Charlie: des heures d'angoisse pour les habitants du nord de la France

Le journal Le Monde rapporte un témoignage de la directrice d'un magasin Carrefour situé à deux kilomètres du site où les frères se sont retranchés: "Il y a cinq clients dans le magasin. Des consignes du groupe m'ont été données et j'ai pris des initiatives personnelles : j'ai demandé à ce que personne ne sorte. Quelqu'un est posté devant le parking, un autre devant la porte d'entrée, qui est la seule à être restée ouverte, et un troisième devant la TV. Je fais des annonces micro régulièrement pour rassurer les personnels et clients".

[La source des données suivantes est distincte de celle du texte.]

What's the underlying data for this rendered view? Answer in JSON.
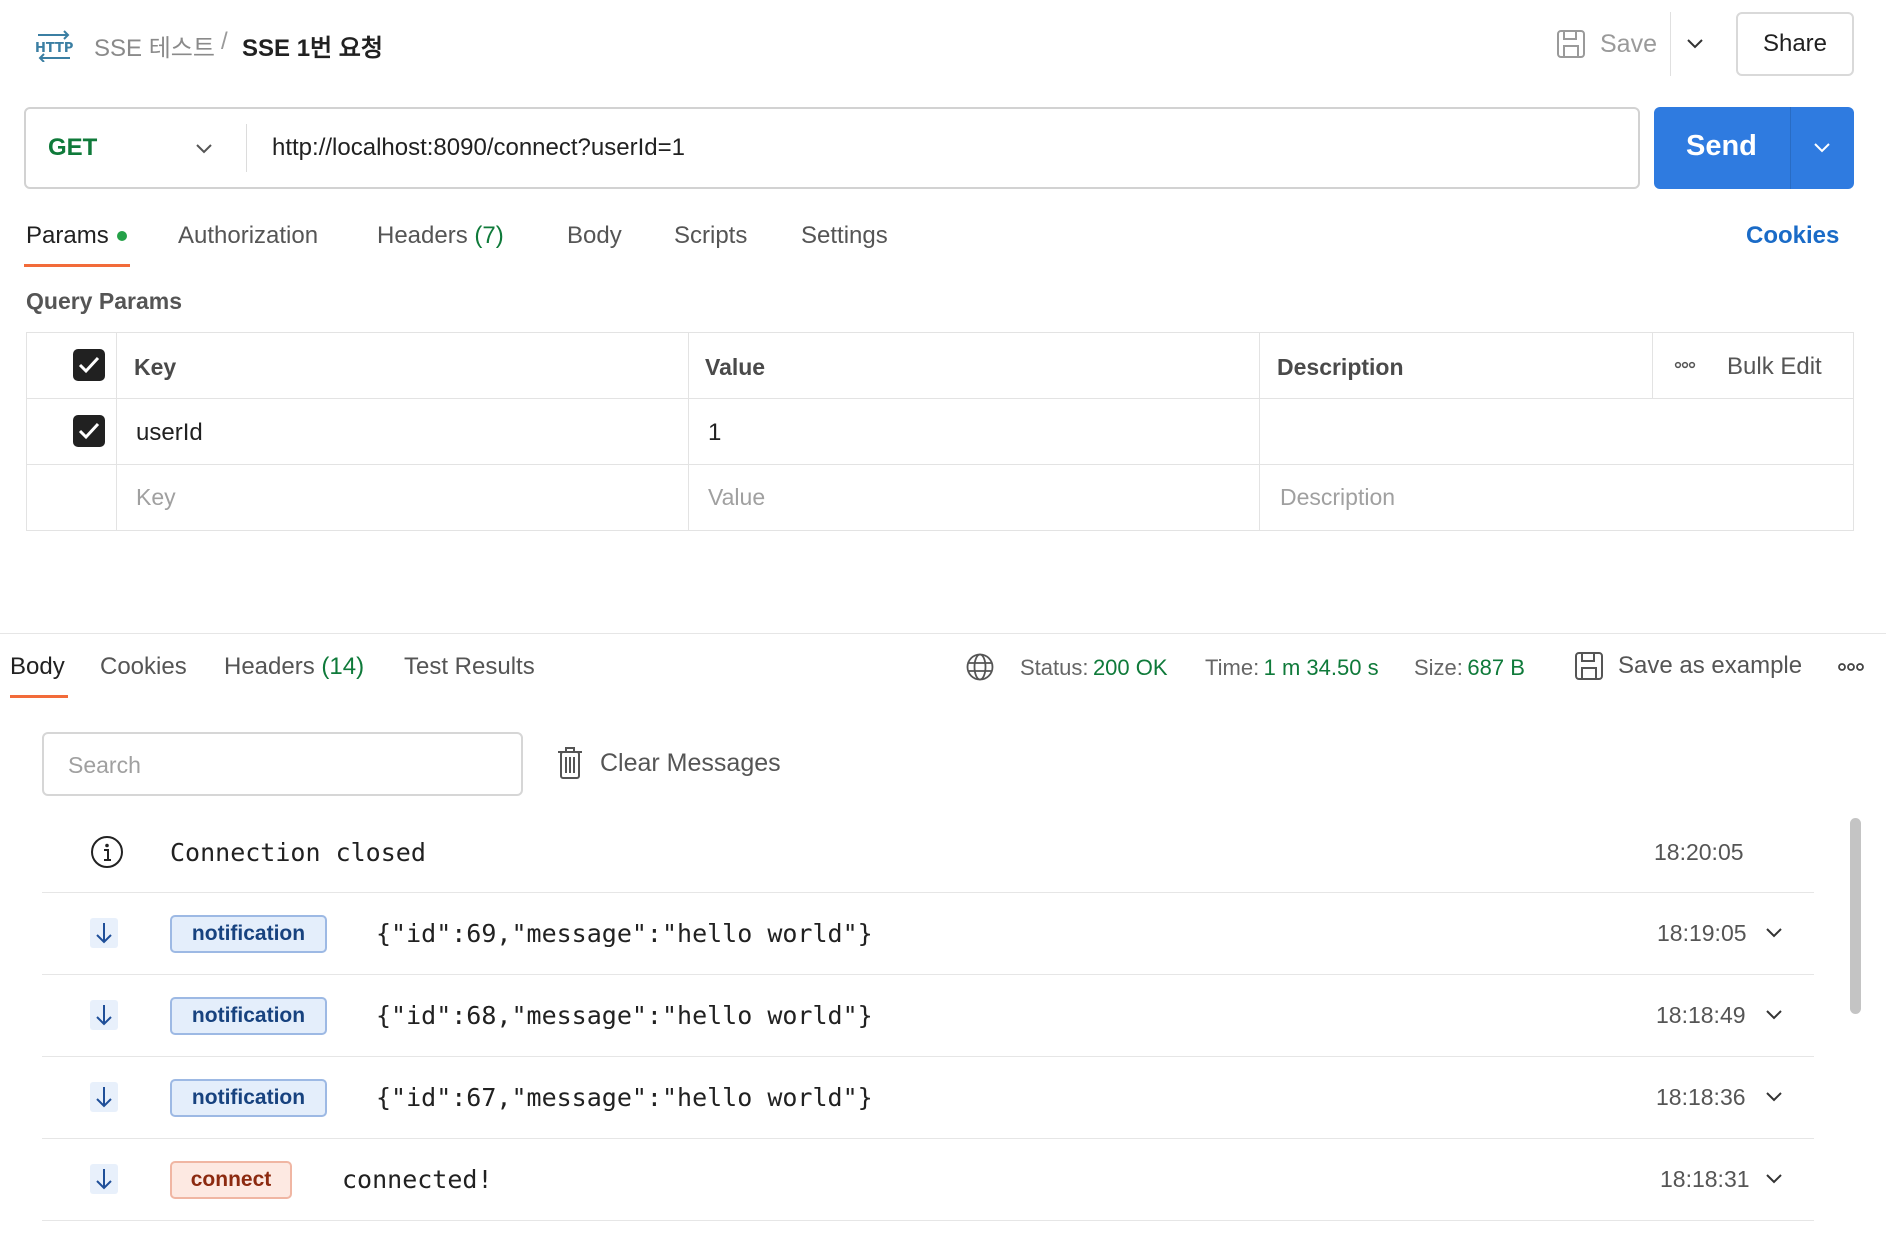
{
  "header": {
    "icon": "http-icon",
    "parent": "SSE 테스트",
    "separator": "/",
    "current": "SSE 1번 요청",
    "save_label": "Save",
    "share_label": "Share"
  },
  "request": {
    "method": "GET",
    "url": "http://localhost:8090/connect?userId=1",
    "send_label": "Send"
  },
  "tabs": [
    {
      "label": "Params",
      "active": true,
      "indicator": true
    },
    {
      "label": "Authorization"
    },
    {
      "label": "Headers",
      "count": "(7)"
    },
    {
      "label": "Body"
    },
    {
      "label": "Scripts"
    },
    {
      "label": "Settings"
    }
  ],
  "cookies_link": "Cookies",
  "query_params": {
    "title": "Query Params",
    "columns": {
      "key": "Key",
      "value": "Value",
      "description": "Description"
    },
    "bulk_edit": "Bulk Edit",
    "rows": [
      {
        "checked": true,
        "key": "userId",
        "value": "1",
        "description": ""
      }
    ],
    "placeholders": {
      "key": "Key",
      "value": "Value",
      "description": "Description"
    }
  },
  "response": {
    "tabs": [
      {
        "label": "Body",
        "active": true
      },
      {
        "label": "Cookies"
      },
      {
        "label": "Headers",
        "count": "(14)"
      },
      {
        "label": "Test Results"
      }
    ],
    "status_label": "Status:",
    "status_value": "200 OK",
    "time_label": "Time:",
    "time_value": "1 m 34.50 s",
    "size_label": "Size:",
    "size_value": "687 B",
    "save_example": "Save as example",
    "search_placeholder": "Search",
    "clear_messages": "Clear Messages",
    "messages": [
      {
        "kind": "info",
        "text": "Connection closed",
        "time": "18:20:05"
      },
      {
        "kind": "event",
        "event": "notification",
        "text": "{\"id\":69,\"message\":\"hello world\"}",
        "time": "18:19:05"
      },
      {
        "kind": "event",
        "event": "notification",
        "text": "{\"id\":68,\"message\":\"hello world\"}",
        "time": "18:18:49"
      },
      {
        "kind": "event",
        "event": "notification",
        "text": "{\"id\":67,\"message\":\"hello world\"}",
        "time": "18:18:36"
      },
      {
        "kind": "event",
        "event": "connect",
        "text": "connected!",
        "time": "18:18:31"
      }
    ]
  },
  "colors": {
    "accent": "#2f7be0",
    "method": "#0f7a3a",
    "tab_underline": "#f26b3a",
    "link": "#1a6bc7"
  }
}
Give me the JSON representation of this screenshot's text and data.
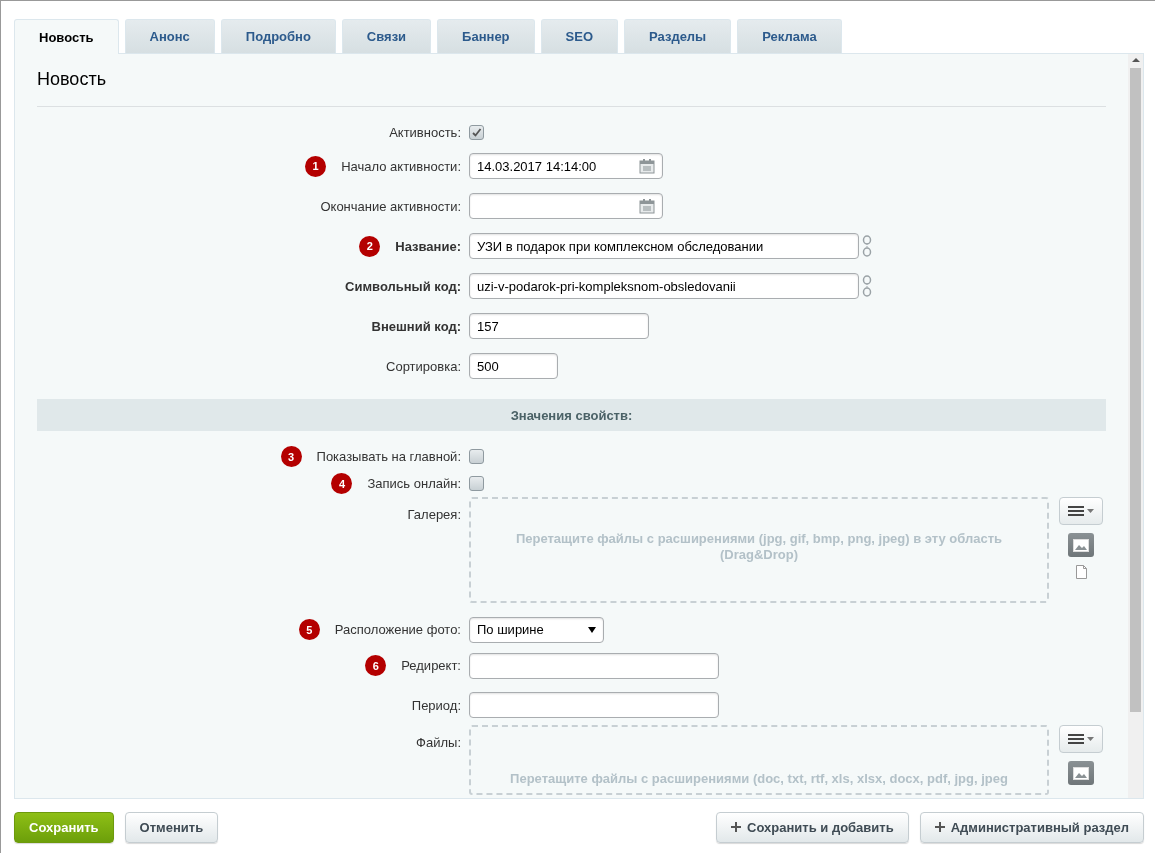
{
  "tabs": [
    {
      "label": "Новость",
      "selected": true
    },
    {
      "label": "Анонс",
      "selected": false
    },
    {
      "label": "Подробно",
      "selected": false
    },
    {
      "label": "Связи",
      "selected": false
    },
    {
      "label": "Баннер",
      "selected": false
    },
    {
      "label": "SEO",
      "selected": false
    },
    {
      "label": "Разделы",
      "selected": false
    },
    {
      "label": "Реклама",
      "selected": false
    }
  ],
  "section_title": "Новость",
  "fields": [
    {
      "kind": "checkbox",
      "label": "Активность:",
      "checked": true,
      "bold": false
    },
    {
      "kind": "date",
      "label": "Начало активности:",
      "value": "14.03.2017 14:14:00",
      "badge": "1",
      "bold": false
    },
    {
      "kind": "date",
      "label": "Окончание активности:",
      "bold": false
    },
    {
      "kind": "text",
      "label": "Название:",
      "value": "УЗИ в подарок при комплексном обследовании",
      "badge": "2",
      "bold": true,
      "translit": true
    },
    {
      "kind": "text",
      "label": "Символьный код:",
      "value": "uzi-v-podarok-pri-kompleksnom-obsledovanii",
      "bold": true,
      "translit": true
    },
    {
      "kind": "text",
      "label": "Внешний код:",
      "value": "157",
      "bold": true
    },
    {
      "kind": "text",
      "label": "Сортировка:",
      "value": "500",
      "bold": false
    },
    {
      "kind": "header",
      "label": "Значения свойств:"
    },
    {
      "kind": "checkbox",
      "label": "Показывать на главной:",
      "checked": false,
      "badge": "3",
      "bold": false
    },
    {
      "kind": "checkbox",
      "label": "Запись онлайн:",
      "checked": false,
      "badge": "4",
      "bold": false
    },
    {
      "kind": "dropzone",
      "label": "Галерея:",
      "hint": "Перетащите файлы с расширениями (jpg, gif, bmp, png, jpeg) в эту область (Drag&Drop)",
      "bold": false
    },
    {
      "kind": "select",
      "label": "Расположение фото:",
      "value": "По ширине",
      "badge": "5",
      "bold": false
    },
    {
      "kind": "text",
      "label": "Редирект:",
      "badge": "6",
      "bold": false
    },
    {
      "kind": "text",
      "label": "Период:",
      "bold": false
    },
    {
      "kind": "dropzone",
      "label": "Файлы:",
      "hint": "Перетащите файлы с расширениями (doc, txt, rtf, xls, xlsx, docx, pdf, jpg, jpeg",
      "bold": false,
      "cut": true
    }
  ],
  "buttons": [
    {
      "label": "Сохранить",
      "kind": "primary"
    },
    {
      "label": "Отменить",
      "kind": "plain"
    },
    {
      "label": "Сохранить и добавить",
      "kind": "add"
    },
    {
      "label": "Административный раздел",
      "kind": "add"
    }
  ]
}
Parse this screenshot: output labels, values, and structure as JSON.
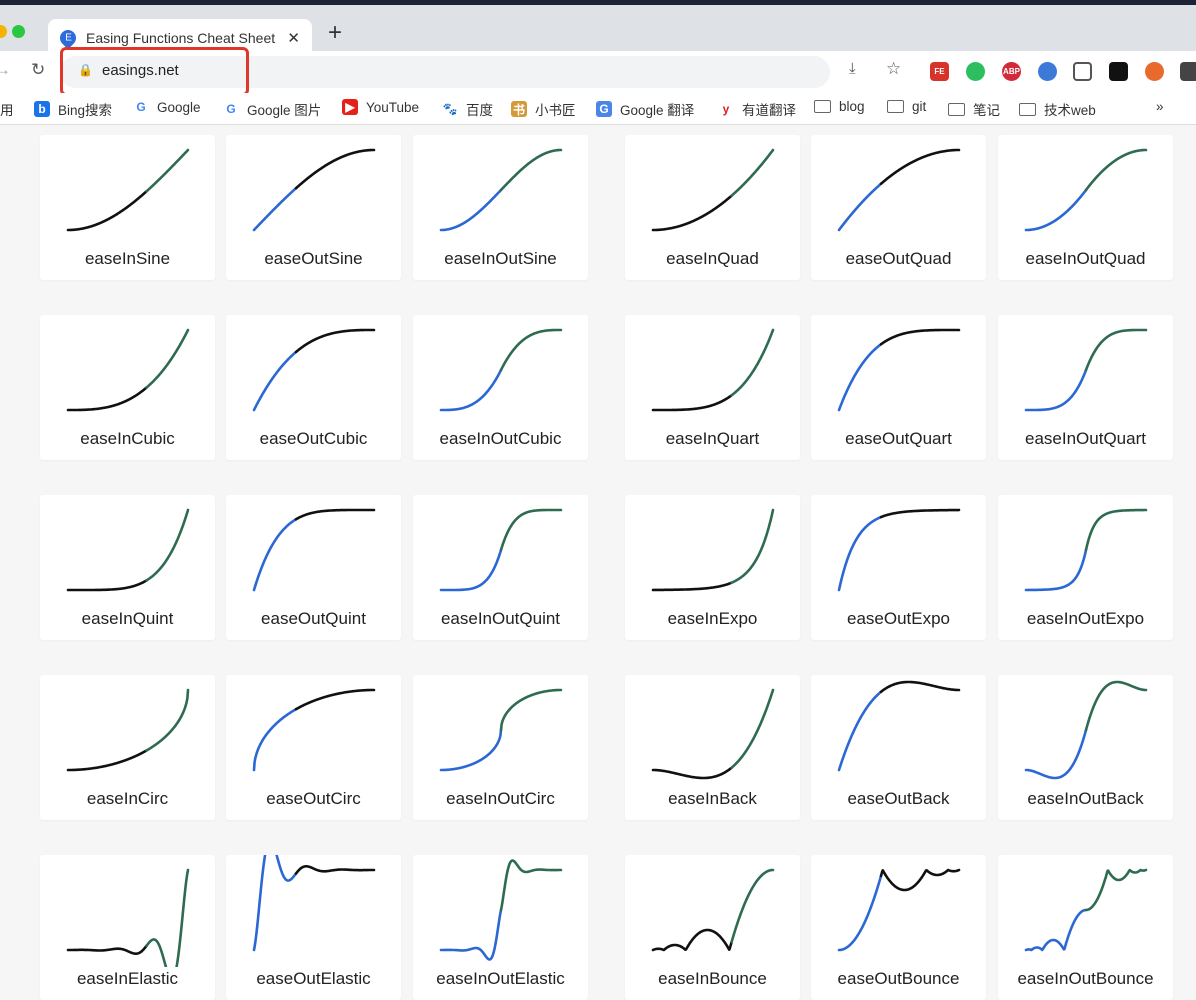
{
  "browser": {
    "tab_title": "Easing Functions Cheat Sheet",
    "tab_favicon_letter": "E",
    "new_tab": "+",
    "url": "easings.net",
    "highlight_color": "#e0372a",
    "extensions": [
      "FE",
      "evernote",
      "ABP",
      "search-ext",
      "tv",
      "tampermonkey",
      "ublock",
      "puzzle"
    ],
    "bookmarks": [
      {
        "label": "用",
        "icon": "apps-icon"
      },
      {
        "label": "Bing搜索",
        "icon": "bing-icon"
      },
      {
        "label": "Google",
        "icon": "google-icon"
      },
      {
        "label": "Google 图片",
        "icon": "google-icon"
      },
      {
        "label": "YouTube",
        "icon": "youtube-icon"
      },
      {
        "label": "百度",
        "icon": "baidu-icon"
      },
      {
        "label": "小书匠",
        "icon": "xiaoshujiang-icon"
      },
      {
        "label": "Google 翻译",
        "icon": "google-translate-icon"
      },
      {
        "label": "有道翻译",
        "icon": "youdao-icon"
      },
      {
        "label": "blog",
        "icon": "folder-icon"
      },
      {
        "label": "git",
        "icon": "folder-icon"
      },
      {
        "label": "笔记",
        "icon": "folder-icon"
      },
      {
        "label": "技术web",
        "icon": "folder-icon"
      }
    ],
    "more": "»"
  },
  "colors": {
    "in": "#2e6b50",
    "out": "#2b68d4",
    "mid": "#111111"
  },
  "easings": [
    "easeInSine",
    "easeOutSine",
    "easeInOutSine",
    "easeInQuad",
    "easeOutQuad",
    "easeInOutQuad",
    "easeInCubic",
    "easeOutCubic",
    "easeInOutCubic",
    "easeInQuart",
    "easeOutQuart",
    "easeInOutQuart",
    "easeInQuint",
    "easeOutQuint",
    "easeInOutQuint",
    "easeInExpo",
    "easeOutExpo",
    "easeInOutExpo",
    "easeInCirc",
    "easeOutCirc",
    "easeInOutCirc",
    "easeInBack",
    "easeOutBack",
    "easeInOutBack",
    "easeInElastic",
    "easeOutElastic",
    "easeInOutElastic",
    "easeInBounce",
    "easeOutBounce",
    "easeInOutBounce"
  ]
}
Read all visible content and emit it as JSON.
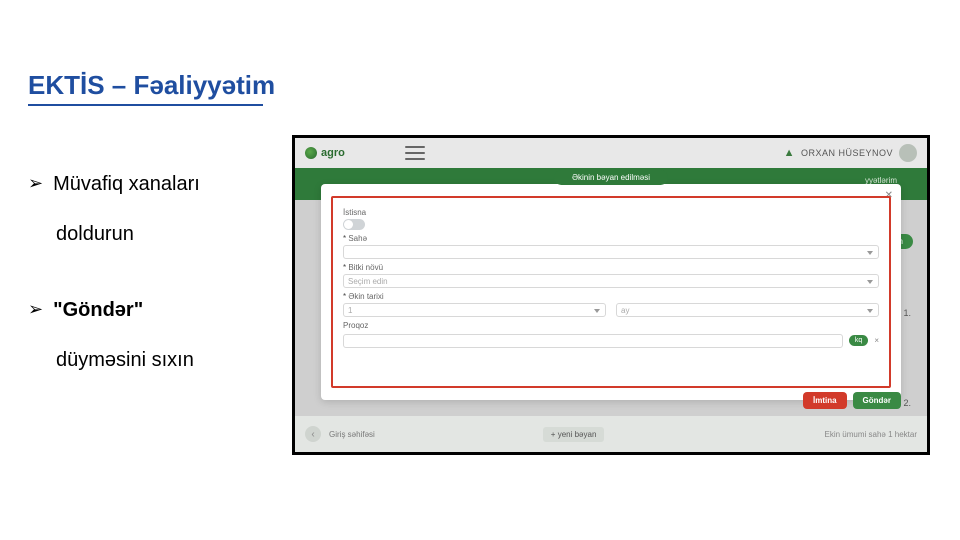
{
  "slide": {
    "title": "EKTİS – Fəaliyyətim",
    "bullets": [
      {
        "lead": "Müvafiq xanaları",
        "rest": "doldurun"
      },
      {
        "lead": "\"Göndər\"",
        "rest": "düyməsini sıxın"
      }
    ]
  },
  "app": {
    "logo": "agro",
    "user_name": "ORXAN HÜSEYNOV",
    "banner_right": "yyətlərim",
    "back_pill": "+əktin",
    "small_list_1": "1.",
    "small_list_2": "2.",
    "foot_home": "Giriş səhifəsi",
    "foot_new": "+ yeni bəyan",
    "foot_hectar": "Ekin ümumi sahə 1 hektar"
  },
  "modal": {
    "pill_title": "Əkinin bəyan edilməsi",
    "close": "✕",
    "istisna_label": "İstisna",
    "sahe_label": "Sahə",
    "bitki_label": "Bitki növü",
    "bitki_placeholder": "Seçim edin",
    "ekin_label": "Əkin tarixi",
    "ekin_val_left": "1",
    "ekin_val_right": "ay",
    "proqoz_label": "Proqoz",
    "unit": "kq",
    "unit_x": "×",
    "actions": {
      "cancel": "İmtina",
      "send": "Göndər"
    }
  }
}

Radio Isa, une radio locale française située à Grenoble, a diffusé le témoignage de Sylvain, un habitant de Dammartin-en-Goel, retranché chez lui. "Je me suis fait réveillé par les bruits des hélicoptères. Je me suis enfermé chez moi mais à l'heure actuelle c'est calme, très très calme."

 

 

L'angoisse pendant la traque

A Corcy, village de 360 âmes niché au milieu de la forêt, où les recherches avaient notamment lieu jeudi, les habitants étaient inquiets. "D'habitude, il n'y a pas plus calme comme village, même pas un lapin" dans les rues bordées de murets en pierre, témoigne Séverine, venue par précaution en voiture attendre sa fille à l'arrivée du car scolaire. "On habite à côté de la forêt", ajoute Roseline, la grand-mère. "J'ai peur, la nuit tombe et ils sont peut-être cachés tout près", ajoute-t-elle. "Face à eux, qu'est-ce qu'on fait? J'ai peur pour moi", renchérit Michel, un conducteur de car de 55 ans.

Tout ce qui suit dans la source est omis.